The movie left me with a big ache. It’s tragic. The family fights, the drugs, the alcohol, the artifice of the world of the rich and famous, the play-acting that everyone does—it’s all shown to be meaningless. Even the most precious, hopeful thing in this movie—Ally’s stick-to-it-ness when it comes to her love for her tragic husband, isn’t enough to save Jackson from the shallows.
This movie is what the writer of Ecclesiastes might have produced or directed if he made movies instead of wrote scripture. “I saw all the deeds that are done under the sun, and see, all is vanity and a chasing after the wind.” Jackson’s love, his musical wizardry, his kindness, all stuck in the swamp of shallow, in the end, all a chasing after the wind.
And—perhaps to its credit—the movie doesn’t offer any quick fixes or easy answers for those of us who struggle with shallow emptiness.

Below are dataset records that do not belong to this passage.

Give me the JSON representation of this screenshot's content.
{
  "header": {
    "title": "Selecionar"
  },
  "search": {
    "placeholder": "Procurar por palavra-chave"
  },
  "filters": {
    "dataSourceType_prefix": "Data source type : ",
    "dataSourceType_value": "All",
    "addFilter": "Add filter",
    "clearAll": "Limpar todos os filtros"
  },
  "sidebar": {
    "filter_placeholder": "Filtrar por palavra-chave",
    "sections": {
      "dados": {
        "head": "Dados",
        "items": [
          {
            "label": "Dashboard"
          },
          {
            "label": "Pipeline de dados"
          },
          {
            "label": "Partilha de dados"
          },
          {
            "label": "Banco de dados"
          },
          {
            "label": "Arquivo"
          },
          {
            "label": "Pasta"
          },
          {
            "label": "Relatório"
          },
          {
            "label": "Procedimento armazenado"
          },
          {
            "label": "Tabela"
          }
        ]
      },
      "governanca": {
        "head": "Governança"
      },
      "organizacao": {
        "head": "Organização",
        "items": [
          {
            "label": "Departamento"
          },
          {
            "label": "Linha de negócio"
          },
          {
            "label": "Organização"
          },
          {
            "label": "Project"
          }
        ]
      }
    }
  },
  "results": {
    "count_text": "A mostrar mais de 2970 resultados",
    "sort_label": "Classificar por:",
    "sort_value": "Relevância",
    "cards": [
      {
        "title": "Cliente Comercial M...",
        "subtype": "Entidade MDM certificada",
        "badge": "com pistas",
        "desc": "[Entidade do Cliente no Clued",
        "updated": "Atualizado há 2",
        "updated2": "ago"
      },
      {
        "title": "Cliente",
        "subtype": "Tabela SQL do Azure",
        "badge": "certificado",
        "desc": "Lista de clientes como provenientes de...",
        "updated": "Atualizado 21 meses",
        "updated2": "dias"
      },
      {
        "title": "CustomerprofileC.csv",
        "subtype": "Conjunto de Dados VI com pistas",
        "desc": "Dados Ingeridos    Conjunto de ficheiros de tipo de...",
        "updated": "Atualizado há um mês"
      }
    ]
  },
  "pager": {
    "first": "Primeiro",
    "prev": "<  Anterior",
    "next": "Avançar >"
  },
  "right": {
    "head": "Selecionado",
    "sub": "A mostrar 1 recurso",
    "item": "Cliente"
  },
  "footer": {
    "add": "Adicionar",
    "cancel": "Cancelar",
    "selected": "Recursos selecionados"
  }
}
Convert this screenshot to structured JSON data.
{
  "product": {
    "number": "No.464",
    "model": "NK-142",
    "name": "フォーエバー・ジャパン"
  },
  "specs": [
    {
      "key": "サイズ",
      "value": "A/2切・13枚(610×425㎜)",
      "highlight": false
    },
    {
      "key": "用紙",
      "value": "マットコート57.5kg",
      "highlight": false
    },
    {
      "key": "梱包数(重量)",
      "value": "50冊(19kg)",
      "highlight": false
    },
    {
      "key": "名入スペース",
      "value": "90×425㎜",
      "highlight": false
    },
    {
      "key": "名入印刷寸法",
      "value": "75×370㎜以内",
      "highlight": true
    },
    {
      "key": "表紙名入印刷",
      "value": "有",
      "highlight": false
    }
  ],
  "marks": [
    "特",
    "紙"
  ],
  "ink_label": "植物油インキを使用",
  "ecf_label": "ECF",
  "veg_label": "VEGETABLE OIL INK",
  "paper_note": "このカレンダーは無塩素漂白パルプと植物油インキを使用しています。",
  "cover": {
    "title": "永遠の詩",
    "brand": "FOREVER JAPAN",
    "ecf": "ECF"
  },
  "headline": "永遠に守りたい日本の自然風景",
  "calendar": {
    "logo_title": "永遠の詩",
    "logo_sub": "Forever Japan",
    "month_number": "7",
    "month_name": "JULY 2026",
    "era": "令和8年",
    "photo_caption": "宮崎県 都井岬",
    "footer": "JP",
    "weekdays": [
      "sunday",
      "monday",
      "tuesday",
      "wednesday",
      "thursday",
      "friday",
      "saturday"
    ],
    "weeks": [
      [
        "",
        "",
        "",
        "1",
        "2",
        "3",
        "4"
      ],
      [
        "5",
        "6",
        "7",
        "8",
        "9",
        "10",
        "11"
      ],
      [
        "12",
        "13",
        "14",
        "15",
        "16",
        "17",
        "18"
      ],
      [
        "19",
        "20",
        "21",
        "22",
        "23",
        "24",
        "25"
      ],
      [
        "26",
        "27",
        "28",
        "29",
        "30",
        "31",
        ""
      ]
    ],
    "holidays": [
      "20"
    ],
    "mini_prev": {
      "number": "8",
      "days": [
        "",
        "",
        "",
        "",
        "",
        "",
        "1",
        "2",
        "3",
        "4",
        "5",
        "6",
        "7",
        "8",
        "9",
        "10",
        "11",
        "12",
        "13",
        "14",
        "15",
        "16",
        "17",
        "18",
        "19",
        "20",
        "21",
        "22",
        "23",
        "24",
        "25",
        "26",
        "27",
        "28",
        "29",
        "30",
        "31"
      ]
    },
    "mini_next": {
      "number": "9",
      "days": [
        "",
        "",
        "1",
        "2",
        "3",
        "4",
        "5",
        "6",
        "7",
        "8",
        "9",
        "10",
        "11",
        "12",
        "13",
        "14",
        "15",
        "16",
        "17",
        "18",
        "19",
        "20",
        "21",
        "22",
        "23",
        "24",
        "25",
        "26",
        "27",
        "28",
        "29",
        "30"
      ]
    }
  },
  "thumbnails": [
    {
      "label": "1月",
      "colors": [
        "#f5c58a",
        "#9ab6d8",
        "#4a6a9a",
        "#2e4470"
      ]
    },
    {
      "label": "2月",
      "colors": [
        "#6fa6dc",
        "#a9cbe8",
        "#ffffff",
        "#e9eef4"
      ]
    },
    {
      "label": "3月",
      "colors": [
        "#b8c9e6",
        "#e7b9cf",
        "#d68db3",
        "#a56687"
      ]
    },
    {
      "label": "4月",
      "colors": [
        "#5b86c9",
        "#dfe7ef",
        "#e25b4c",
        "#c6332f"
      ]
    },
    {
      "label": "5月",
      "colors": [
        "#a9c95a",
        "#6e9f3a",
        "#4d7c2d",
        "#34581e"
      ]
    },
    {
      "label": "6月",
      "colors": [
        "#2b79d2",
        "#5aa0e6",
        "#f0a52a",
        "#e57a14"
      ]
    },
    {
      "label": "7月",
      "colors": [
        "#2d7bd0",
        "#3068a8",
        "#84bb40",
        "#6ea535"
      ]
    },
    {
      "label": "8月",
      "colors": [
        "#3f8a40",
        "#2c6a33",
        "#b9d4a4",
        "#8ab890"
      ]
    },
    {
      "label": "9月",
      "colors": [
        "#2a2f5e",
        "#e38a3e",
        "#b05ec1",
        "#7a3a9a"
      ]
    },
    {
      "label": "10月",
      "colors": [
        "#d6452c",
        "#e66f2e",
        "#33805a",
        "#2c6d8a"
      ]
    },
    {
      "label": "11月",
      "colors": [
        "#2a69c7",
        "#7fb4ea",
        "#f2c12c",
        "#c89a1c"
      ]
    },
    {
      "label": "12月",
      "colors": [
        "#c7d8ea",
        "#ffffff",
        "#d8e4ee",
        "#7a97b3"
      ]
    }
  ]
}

By the end of the movie, not only does Ally’s sacrificial love not save Jackson, but she is herself beginning to sell out rather than sing the truth.
There is a Biblical word, however, worth pondering, I think—one that both the Hebrew Bible and the New Testament explore at great length, a word that defies the shallows and defines deep. This word is “wisdom.”
In the book of James 3:13-18, Jesus’ brother describes wisdom, almost poetically, as a path of purity, peace, gentleness, a willingness to let others get their way sometimes, a merciful life, and not hypocritical. Nothing here about what you have to believe, mind you—just stuff about how to have a life that matters like Jesus’ life did, a life that isn’t shallow.
Unfortunately, I can’t unpack that word “wisdom,” with words more compelling than James uses. I can’t explain wisdom, briefly, so that your life will be changed.
Wisdom, after all, like the deep, is complicated. Wisdom is elusive. Achieving wisdom is a whole-life goal; not a pastime; not merely the third, concluding point of a sermon. Wisdom is a pearl of great price that you must sell all to own.
And, there is only one way to acquire it. Commit your life to writing a wisdom script on your own heart. Do what only you can do for yourself; go deep to secure wisdom for your journey. And sure, along the way, carve out a bit of time to enjoy the shallows, too. But ultimately, choose deep and pursue it. Once you set out on that project, you’ll start figuring it out on your own.